Гермиона отступила, будто кто-то отодвинул ее рукой, но продолжала следить за ним — лишенный силы падший ангел.
— Это бессмысленно, — сказал Беркин, проходя мимо нее. — Умру ведь не я. Слышишь?
Выходя из комнаты, он не спускал с Гермионы глаз, опасаясь нового нападения. Пока он настороже, она не осмелится двигаться. Это лишало ее силы. И он ушел, оставив ее одну.
Гермиона словно застыла на месте, это состояние длилось довольно долго. Потом нетвердым шагом подошла к дивану, легла и забылась тяжелым сном. Проснувшись, она помнила о случившемся, но ей казалось, что она всего лишь ударила Беркина: он ее мучил — она ударила. Так поступила бы на ее месте каждая женщина. Значит, она была полностью права. По большому счету она права, Гермиона не сомневалась в этом. Она, чистая и непогрешимая, сделала то, что нужно было сделать. Да, она права, она чиста. С ее лица не сходило восторженное, почти религиозно-экстатическое выражение.
Плохо соображающий Беркин действовал, однако, вполне целенаправленно — вышел из дома, пересек парк, двигаясь дальше — на открытый простор, к горам. Солнечный день померк, накрапывал дождь. Беркин все шел, пока не достиг девственного уголка долины, там густо рос орешник, все утопало в цветах, вересковые пустоши сменялись рощицами из молодых елочек со свежей зеленью на лапках. Было довольно сыро; внизу, в хмурой, или казавшейся хмурой, долине бежал ручеек. Беркин понимал, что не обрел ясность рассудка, — он словно блуждал во мраке.
И все же он к чему-то стремился. Находясь на склоне сырого холма, густо поросшего кустарником и цветами, он почувствовал себя счастливым. Ему хотелось дотронуться до каждого цветка, пропитаться насквозь молодой зеленью. Беркин снял с себя одежду и сел голый среди примул, цветы щекотали его ступни, ноги, колени, руки, подмышки. Он лег плашмя на землю, ощутил цветы грудью, животом. Касания растений были легкими, прохладными, еле уловимыми, он, казалось, впитывал в себя их нежность.

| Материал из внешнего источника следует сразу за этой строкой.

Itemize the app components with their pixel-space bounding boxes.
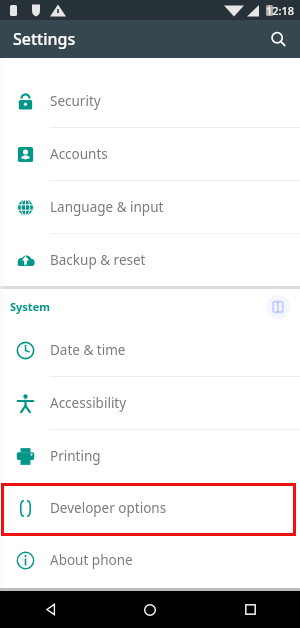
button[interactable]: Security: [0, 75, 300, 127]
staticText: Developer options: [50, 499, 167, 517]
button[interactable]: Recent apps: [227, 591, 273, 628]
button[interactable]: Date & time: [0, 324, 300, 376]
button[interactable]: Developer options: [0, 482, 300, 534]
button[interactable]: Accessibility: [0, 377, 300, 429]
button[interactable]: Accounts: [0, 128, 300, 180]
staticText: Backup & reset: [50, 251, 146, 269]
button[interactable]: Home: [127, 591, 173, 628]
button[interactable]: Backup & reset: [0, 234, 300, 286]
button[interactable]: Language & input: [0, 181, 300, 233]
staticText: Printing: [50, 447, 101, 465]
button[interactable]: About phone: [0, 534, 300, 586]
staticText: Accounts: [50, 145, 108, 163]
staticText: Language & input: [50, 198, 164, 216]
staticText: System: [10, 299, 50, 314]
staticText: Date & time: [50, 341, 126, 359]
staticText: 12:18: [266, 3, 295, 18]
staticText: Security: [50, 92, 101, 110]
staticText: Settings: [13, 28, 76, 50]
staticText: Accessibility: [50, 394, 127, 412]
button[interactable]: Printing: [0, 430, 300, 482]
button[interactable]: Back: [27, 591, 73, 628]
staticText: About phone: [50, 551, 133, 569]
button[interactable]: Search: [262, 23, 294, 55]
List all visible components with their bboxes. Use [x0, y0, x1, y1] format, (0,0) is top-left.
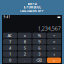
staticText: SIMPLE: [28, 2, 36, 6]
button[interactable]: 6: [32, 45, 46, 51]
button[interactable]: 0: [3, 58, 17, 63]
button[interactable]: 7: [3, 39, 17, 44]
staticText: 4: [9, 45, 11, 50]
button[interactable]: +: [47, 51, 61, 57]
staticText: 9:41: [4, 16, 11, 19]
staticText: ÷: [53, 33, 55, 38]
staticText: .: [24, 58, 25, 63]
staticText: =: [53, 58, 55, 63]
button[interactable]: AC: [3, 33, 17, 38]
button[interactable]: 8: [18, 39, 32, 44]
button[interactable]: .: [18, 58, 32, 63]
staticText: 5: [24, 45, 26, 50]
staticText: 6: [38, 45, 40, 50]
button[interactable]: ±: [18, 33, 32, 38]
staticText: 3: [38, 51, 40, 57]
button[interactable]: 1: [3, 51, 17, 57]
staticText: ⌫: [36, 58, 42, 62]
staticText: 8: [24, 39, 26, 44]
staticText: 7: [9, 39, 11, 44]
button[interactable]: 5: [18, 45, 32, 51]
staticText: +: [53, 51, 55, 57]
button[interactable]: 2: [18, 51, 32, 57]
staticText: ±: [24, 33, 26, 38]
staticText: 9: [38, 39, 40, 44]
staticText: 1: [9, 51, 11, 57]
staticText: AC: [8, 33, 12, 38]
staticText: 2: [24, 51, 26, 57]
button[interactable]: =: [47, 58, 61, 63]
staticText: 1,234,567: [38, 25, 61, 32]
button[interactable]: ×: [47, 39, 61, 44]
staticText: ×: [53, 39, 55, 44]
staticText: %: [38, 33, 41, 38]
button[interactable]: ⌫: [32, 58, 46, 63]
staticText: & POWERFUL: [24, 6, 40, 9]
button[interactable]: −: [47, 45, 61, 51]
button[interactable]: 4: [3, 45, 17, 51]
staticText: −: [53, 45, 55, 50]
button[interactable]: %: [32, 33, 46, 38]
button[interactable]: ÷: [47, 33, 61, 38]
staticText: CALCULATOR APP: [20, 9, 44, 13]
staticText: 0: [9, 58, 11, 63]
button[interactable]: 9: [32, 39, 46, 44]
button[interactable]: 3: [32, 51, 46, 57]
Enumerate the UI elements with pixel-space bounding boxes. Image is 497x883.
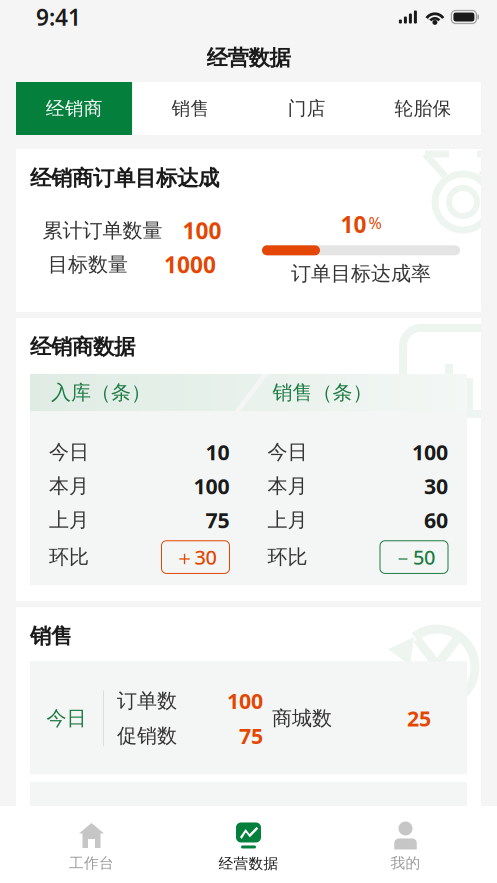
staticText: 本月	[46, 827, 86, 852]
staticText: 30	[424, 472, 448, 500]
staticText: 轮胎保	[394, 97, 451, 120]
staticText: 工作台	[69, 854, 114, 872]
staticText: 100	[194, 472, 230, 500]
staticText: 上月	[268, 508, 308, 532]
staticText: 销售	[171, 97, 209, 120]
staticText: 100	[227, 808, 263, 836]
staticText: 25	[407, 704, 431, 732]
button[interactable]: 门店	[248, 82, 365, 135]
staticText: 1000	[164, 250, 216, 280]
staticText: 经销商订单目标达成	[30, 165, 219, 191]
staticText: 销售（条）	[272, 380, 372, 405]
staticText: 本月	[49, 474, 89, 498]
staticText: 经营数据	[206, 45, 290, 71]
staticText: %	[368, 212, 382, 233]
staticText: 目标数量	[48, 252, 128, 277]
staticText: 我的	[390, 854, 420, 872]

Однако они были слишком уж воздушными. Беркин прошел по высокой траве к поросли молодых елочек — не выше человеческого роста. Когда он продирался сквозь них, ветки его больно хлестали, холодные капли скатывались с деревьев на живот, колючки ранили поясницу. Там был и чертополох, он тоже колол его, но не очень больно: ведь движения Беркина были легкими и осторожными. Как хорошо, как прекрасно, как благодатно опуститься на землю и кататься по только что распустившимся клейким гиацинтам, или лечь на живот, чувствуя, как тебя ласкает шелковистая влажная трава, легкая, как дыхание, чья ласка нежнее и сладостнее прикосновения женщины, или уколоться бедром о сочные иголки молодых елочек, почувствовать, как тебя по плечу легко стегнула ветка орешника, прижаться грудью к серебристому стволу березы, ощутить ее гладкость, прочность, все ее живительные узелки и складки — как это хорошо, как все хорошо, замечательно. Ничто с этим не сравнится, ничто не принесет такого наслаждения, как это ощущение кровного слияния с юной, свежей зеленью. Как повезло ему, что она, как и он, ждала встречи с ним, как он доволен, как счастлив!
Вытираясь платком, он думал о Гермионе и ее поступке. Висок все еще болел. Впрочем, какое это имело значение? Ни Гермиона, ни прочие люди сейчас для него не существовали. Было только это сладостное одиночество, такое восхитительное, неожиданное и незнакомое. Как он ошибался, думая, что ему нужны люди, женщина. Нет, женщина ему совсем не нужна. Листья, примула, деревья — вот что прекрасно и желанно для него, вот что наполняет его и заставляет кровь бежать быстрее. Как безмерно обогатился он, каким счастливым стал!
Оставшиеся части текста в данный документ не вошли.